This Newly Discovered 14th-Century Drawing of Venice Is the Oldest-Known Depiction of the Floating City

The drawing was made by an Italian pilgrim on his way to Jerusalem.

The oldest-known drawing of Venice. Courtesy of the University of St. Andrews, with permission from the Ministero per i beni e le attività culturali e per il turismo and the Biblioteca Nazionale Centrale, Florence.

An art historian at the University of St. Andrews in Scotland has uncovered the oldest-known drawing of the city of Venice, dating back to the 14th century.

Sandra Toffolo, an expert in Renaissance history, came across the document in May of last year while researching her upcoming book, “Describing the City, Describing the State: Representations of Venice and the Venetian Terraferma in the Renaissance,” at the Biblioteca Nazionale Centrale in Florence. 
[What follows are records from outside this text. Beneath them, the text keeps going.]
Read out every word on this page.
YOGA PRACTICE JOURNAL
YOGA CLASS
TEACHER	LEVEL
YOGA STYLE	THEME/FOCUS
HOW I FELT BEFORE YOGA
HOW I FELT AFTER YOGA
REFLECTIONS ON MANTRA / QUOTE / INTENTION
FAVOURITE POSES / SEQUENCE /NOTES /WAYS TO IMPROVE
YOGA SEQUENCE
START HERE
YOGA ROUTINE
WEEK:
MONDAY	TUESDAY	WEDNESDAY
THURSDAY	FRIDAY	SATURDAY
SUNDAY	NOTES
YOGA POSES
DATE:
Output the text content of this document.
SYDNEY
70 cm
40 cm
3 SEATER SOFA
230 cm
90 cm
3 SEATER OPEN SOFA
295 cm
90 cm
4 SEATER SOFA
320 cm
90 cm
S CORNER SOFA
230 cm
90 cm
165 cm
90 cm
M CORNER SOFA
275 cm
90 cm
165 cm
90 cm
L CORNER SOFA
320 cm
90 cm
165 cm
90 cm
Examining the manuscript of Niccolò da Poggibonsi, an Italian pilgrim who made trips to Jerusalem between 1346 and 1350, during which he stopped in Venice along the way, she found a faint pen drawing depicting Venice’s famous canals amid gable-roofed buildings and steepled churches. 

“The discovery of this city view has great consequences for our knowledge of depictions of Venice,” Toffolo said in a statement, adding that it “shows that the city of Venice already from a very early period held a great fascination for contemporaries.”

Found alongside markings on the sheet of paper were a series of small pinholes, a clue that the image was duplicated and shared. During this era, illustrations were copied by pouring powder through such holes onto another substrate, thereby reproducing the outline of the original.

“There are several images in manuscripts and early printed books that are clearly based on the image in the manuscript in Florence,” Toffolo said.

Though the drawing is the oldest to depict Venice, there are maps of the city that predate it. The oldest one, made by a Franciscan friar, dates back to 1330.